ABNORMAL COLOUR VISION
Abnormal colour vision can either be congenital or acquired; acquired causes include macular and optic nerve damage. Kollner’s rule states that optic nerve disease tends to affect the red–green axis whereas macular damage affects the blue–yellow axis. There are many exceptions to this rule, such as glaucoma and autosomal dominant optic atrophy, which affect the blue–yellow axis; and Stargardt’s disease, which primarily affects the red–green axis. Patients who have abnormal cone populations are not able to match some colours visible to a patient with normal anatomy but have a normal ability within other spectral areas. The most common type of colour deficiency is anomalous trichromacy in which the person has three cone populations but is deficient in one of them. Thus with protanomaly the person is deficient in red cones and needs excess red to match yellow; deuteranomaly requires more green. Dichromats have only two cone systems and thus cannot distinguish certain colours. Protanopes have absence of red cones, deuteranopes green cones. These anomalies are transmitted on the X chromosome and affect about 7 per cent of Caucasian males. Tritanomaly is very rare. These patients have difficulty in distinguishing turquoise blues and greens or yellows and pinks from one another. Achromatopsia is the complete absence of cones. These patients can distinguish colour only in terms of brightness; they have photophobia and poor vision. All patients with congenital colour defects have normal fundi.
Fig. 1.20 Ishihara plates were originally designed for assessing congenital red–green confusion but are often used clinically to assess colour loss secondary to optic nerve damage. The test consists of plates with a matrix of dots arranged to make either a number or a line that can be traced out. The dots making up the numbers are visible to people with normal red–green colour vision, but are confused with adjacent colours by those who are red–green deficient.

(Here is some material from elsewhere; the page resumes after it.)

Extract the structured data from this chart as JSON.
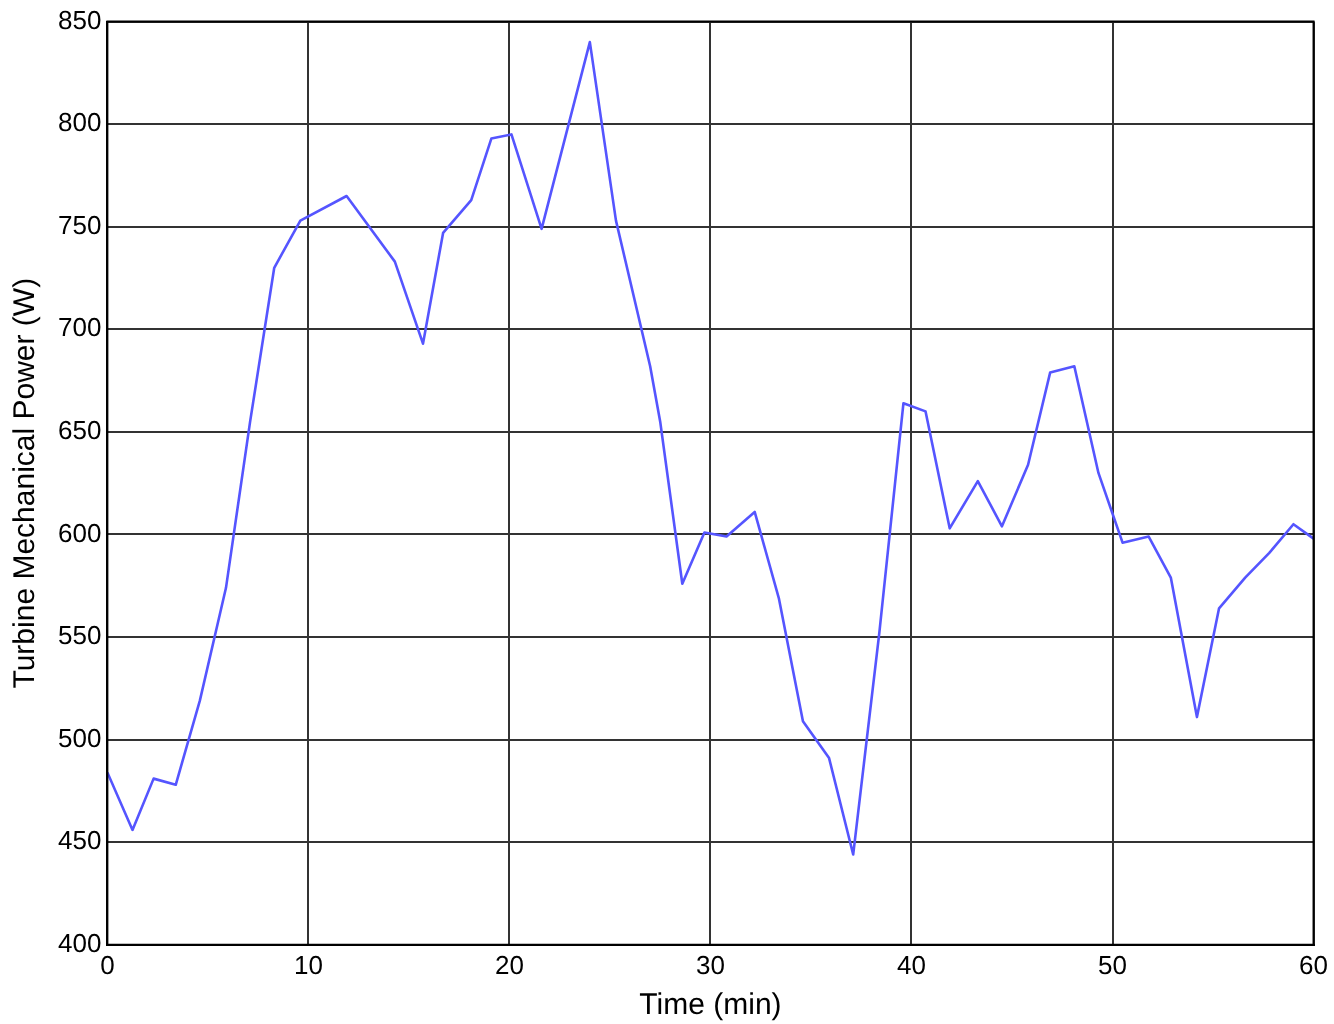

The coloured dots are designed to be isochromatic so that the dots making up the letters cannot be perceived by contrast difference alone. A test plate containing the number 12 composed of high-contrast dots is shown at the start to ensure that the subject has sufficient visual acuity to read the numbers. The test plate (a,b) and a trial plate (c,d) are illustrated, with and without a green filter. With the green filter, the test number almost disappears, but the trial plate number is still easily visible as the plate can be perceived by contrast rather than colour discrimination.